Building dependency injection into our application and not relying on FastAPI allows for dependency injection that is less verbose, available uniformly across the application, works for the legacy controllers identically.

DI in Celery Tasks

Framework Setup

From lib/galaxy/celery/tasks.py:

from lagom import magic_bind_to_container
...

def galaxy_task(func):
    CELERY_TASKS.append(func.__name__)
    app = get_galaxy_app()
    if app:
        return magic_bind_to_container(app)(func)
    return func

magic_bind_to_container binds function parameters to a specified Lagom DI container automatically.
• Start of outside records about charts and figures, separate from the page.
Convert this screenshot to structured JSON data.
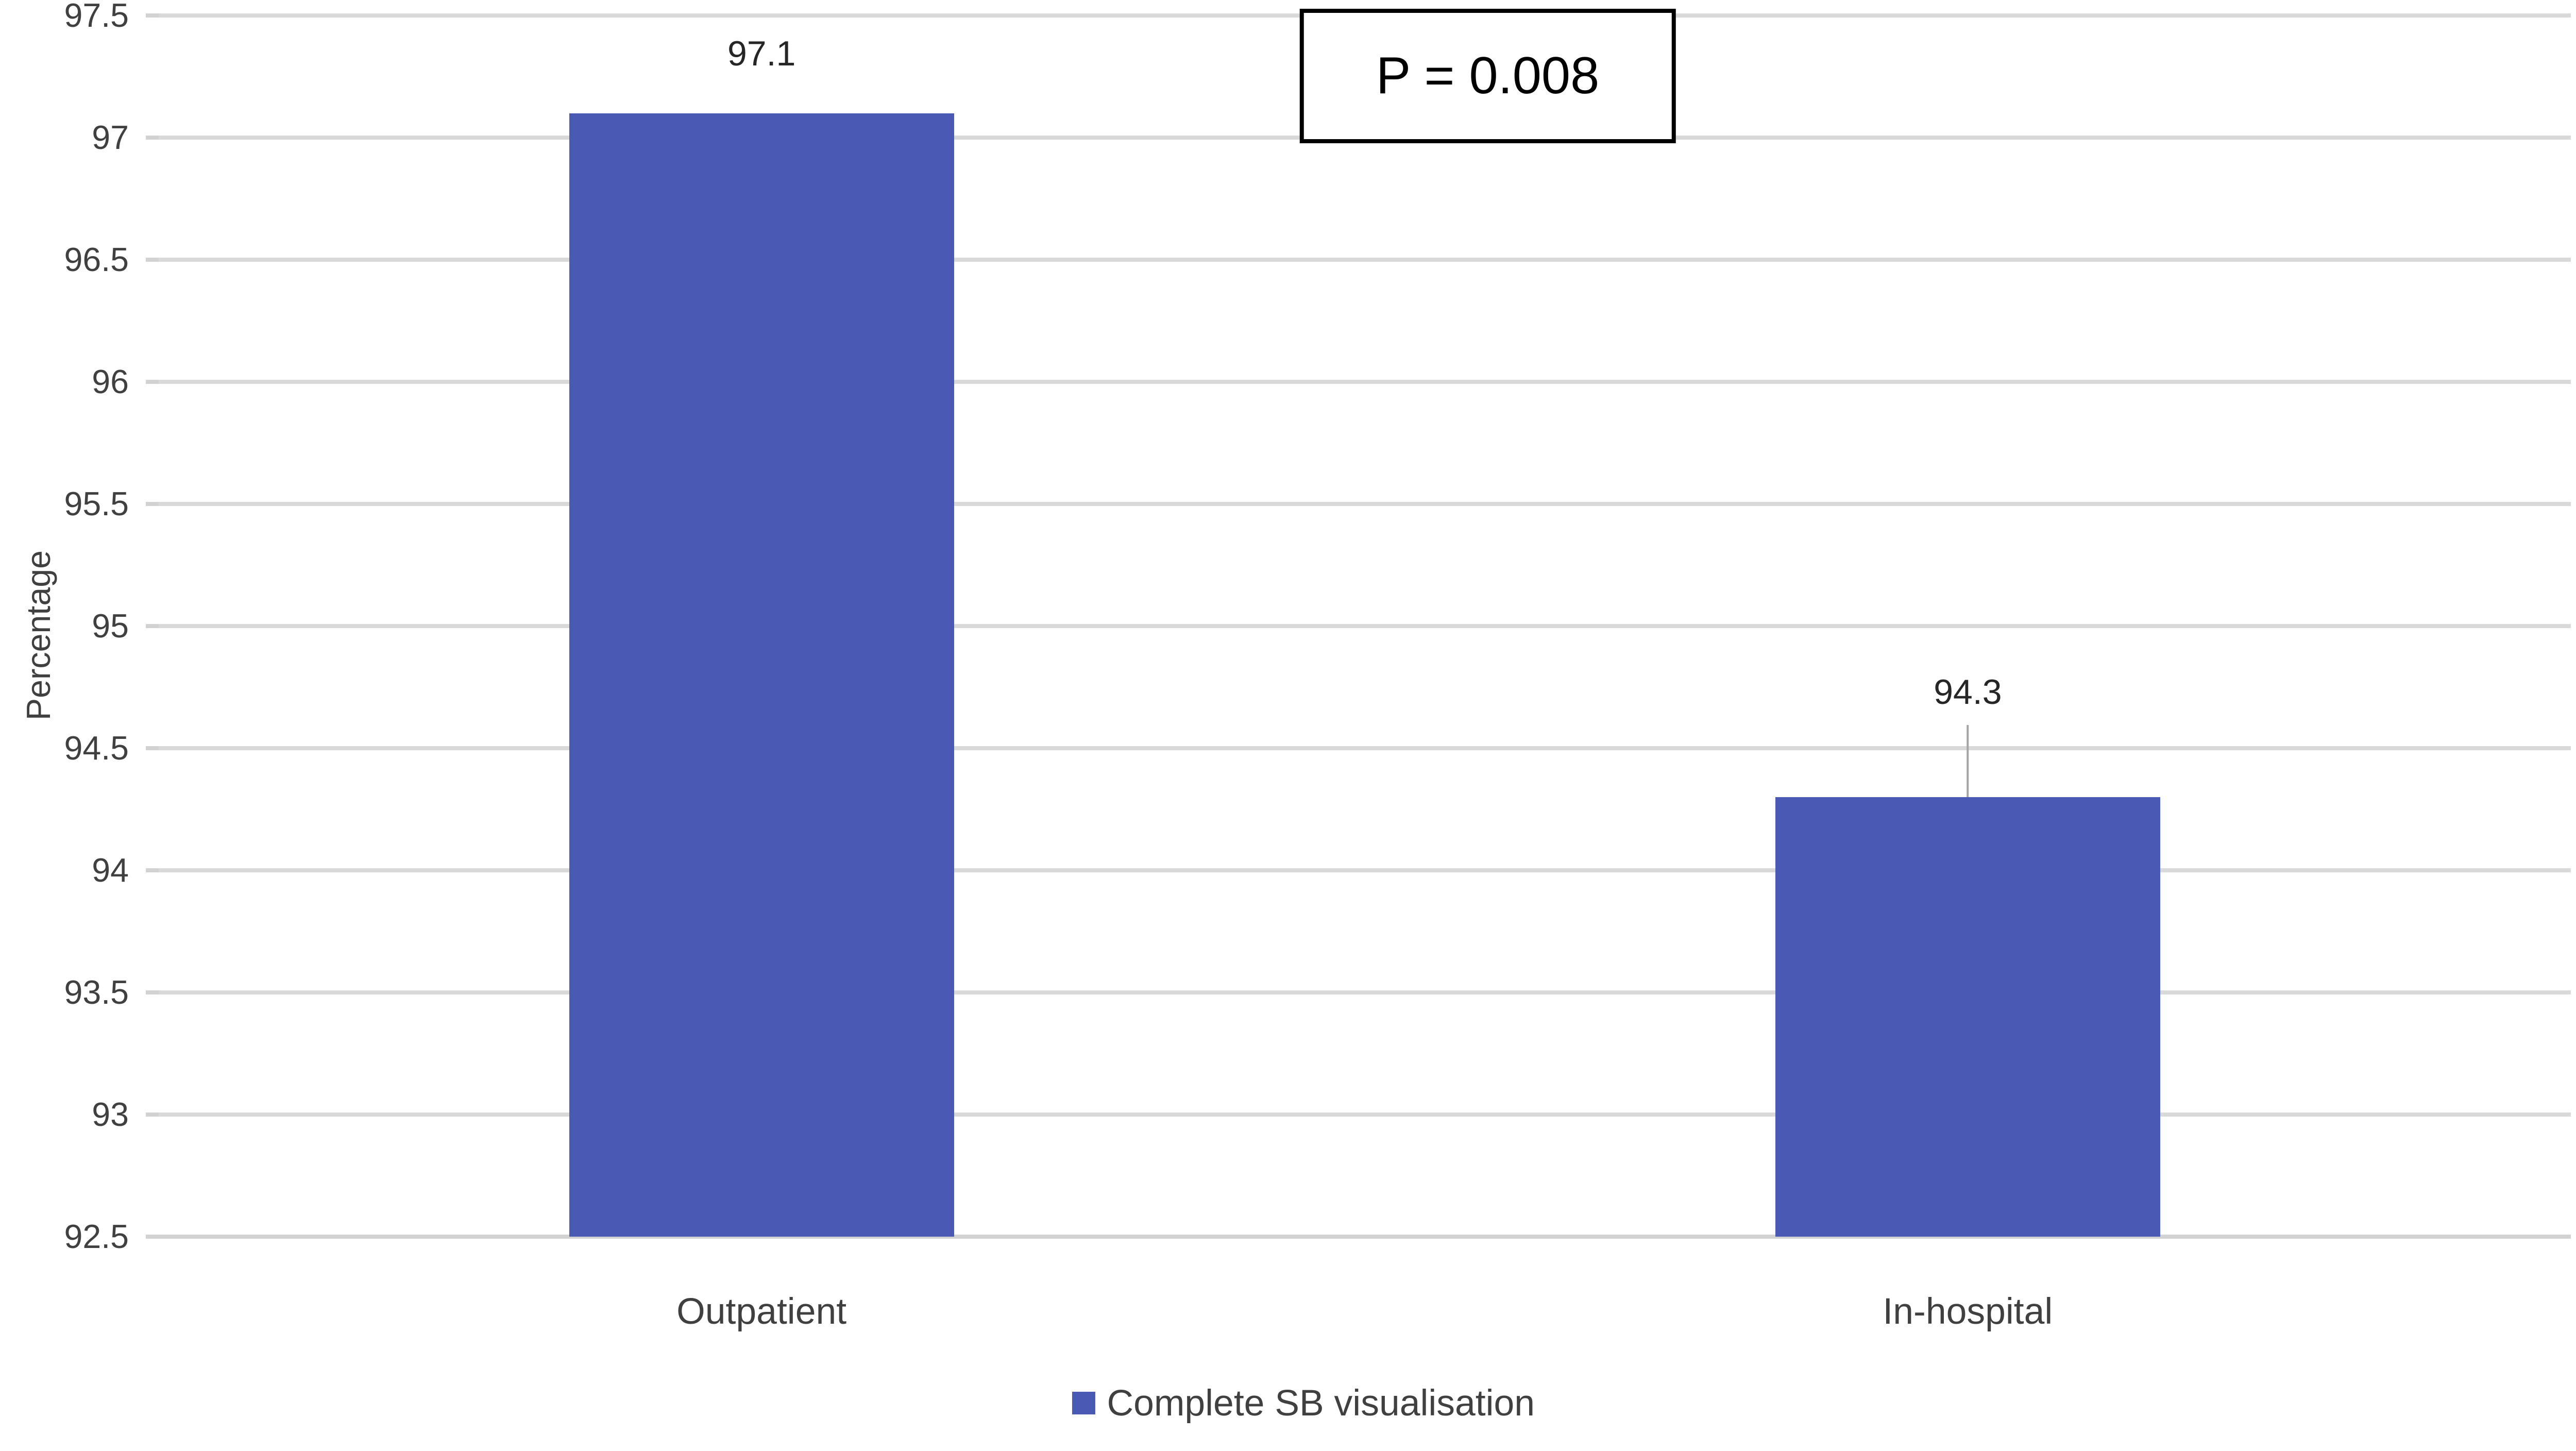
{
  "chart_data": {
    "type": "bar",
    "categories": [
      "Outpatient",
      "In-hospital"
    ],
    "series": [
      {
        "name": "Complete SB visualisation",
        "values": [
          97.1,
          94.3
        ]
      }
    ],
    "data_labels": [
      "97.1",
      "94.3"
    ],
    "leader_lines": [
      false,
      true
    ],
    "title": "",
    "xlabel": "",
    "ylabel": "Percentage",
    "ylim": [
      92.5,
      97.5
    ],
    "ytick_step": 0.5,
    "ytick_labels": [
      "97.5",
      "97",
      "96.5",
      "96",
      "95.5",
      "95",
      "94.5",
      "94",
      "93.5",
      "93",
      "92.5"
    ],
    "grid": true,
    "legend_position": "bottom",
    "annotation": "P = 0.008",
    "colors": {
      "bar": "#4A59B3",
      "gridline": "#D9D9D9",
      "axis_line": "#D2D2D2",
      "tick_mark": "#D2D2D2",
      "leader_line": "#A6A6A6",
      "tick_text": "#404040",
      "data_label_text": "#262626",
      "annotation_border": "#000000",
      "annotation_text": "#000000",
      "background": "#FFFFFF"
    }
  },
  "legend": {
    "items": [
      {
        "label": "Complete SB visualisation",
        "swatch_color": "#4A59B3"
      }
    ]
  },
  "y_axis": {
    "title": "Percentage"
  },
  "annotation_box": {
    "text": "P = 0.008"
  }
}
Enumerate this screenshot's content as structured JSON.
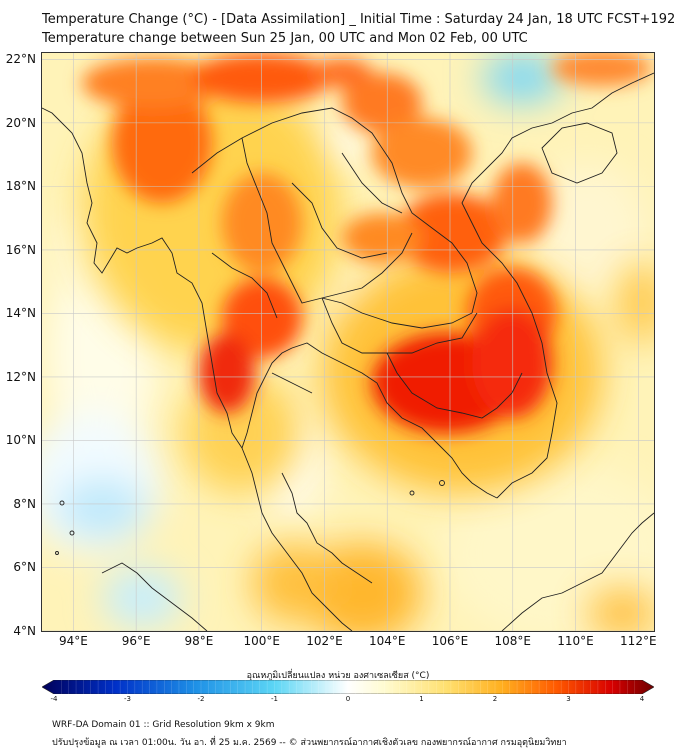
{
  "header": {
    "title_line1": "Temperature Change (°C) - [Data Assimilation] _ Initial Time : Saturday 24 Jan, 18 UTC FCST+192",
    "title_line2": "Temperature change between Sun 25 Jan, 00 UTC and Mon 02 Feb, 00 UTC"
  },
  "map": {
    "lat_labels": [
      "22°N",
      "20°N",
      "18°N",
      "16°N",
      "14°N",
      "12°N",
      "10°N",
      "8°N",
      "6°N",
      "4°N"
    ],
    "lon_labels": [
      "94°E",
      "96°E",
      "98°E",
      "100°E",
      "102°E",
      "104°E",
      "106°E",
      "108°E",
      "110°E",
      "112°E"
    ],
    "lat_range": [
      4,
      22.2
    ],
    "lon_range": [
      93,
      112.5
    ],
    "colors": {
      "land_border": "#222222",
      "grid": "#c8c8c8"
    }
  },
  "colorbar": {
    "title": "อุณหภูมิเปลี่ยนแปลง หน่วย องศาเซลเซียส (°C)",
    "ticks": [
      "-4",
      "-3",
      "-2",
      "-1",
      "0",
      "1",
      "2",
      "3",
      "4"
    ],
    "range": [
      -4,
      4
    ],
    "colors": [
      "#00005a",
      "#0020c0",
      "#1e7be0",
      "#3cc8f0",
      "#b4ecfa",
      "#ffffff",
      "#fffbcc",
      "#ffe066",
      "#ffa500",
      "#ff4500",
      "#d00000",
      "#7a0000"
    ]
  },
  "footer": {
    "line1": "WRF-DA Domain 01 :: Grid Resolution 9km x 9km",
    "line2": "ปรับปรุงข้อมูล ณ เวลา 01:00น. วัน อา. ที่ 25 ม.ค. 2569 -- © ส่วนพยากรณ์อากาศเชิงตัวเลข กองพยากรณ์อากาศ กรมอุตุนิยมวิทยา"
  }
}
DI in Celery Tasks - Examples

Simple Task

@celery_app.task(ignore_result=True)
@galaxy_task
def purge_hda(hda_manager: HDAManager, hda_id):
    hda = hda_manager.by_id(hda_id)
    hda_manager._purge(hda)

Task with Multiple Dependencies

@celery_app.task
@galaxy_task
def set_metadata(
    hda_manager: HDAManager,
    ldda_manager: LDDAManager,
    dataset_id,
    model_class='HistoryDatasetAssociation'
):
    if model_class == 'HistoryDatasetAssociation':
        dataset = hda_manager.by_id(dataset_id)
    elif model_class == 'LibraryDatasetDatasetAssociation':
        dataset = ldda_manager.by_id(dataset_id)
    dataset.datatype.set_meta(dataset)

Dependencies are automatically injected based on type annotations!

Decomposed App

Key Takeaways

  • app was a god object that knew/did too much

  • Interfaces break circular dependencies

  • Type-based DI with Lagom simplifies construction

  • DI works uniformly across FastAPI, WSGI controllers, and tasks

  • Dependencies should form a DAG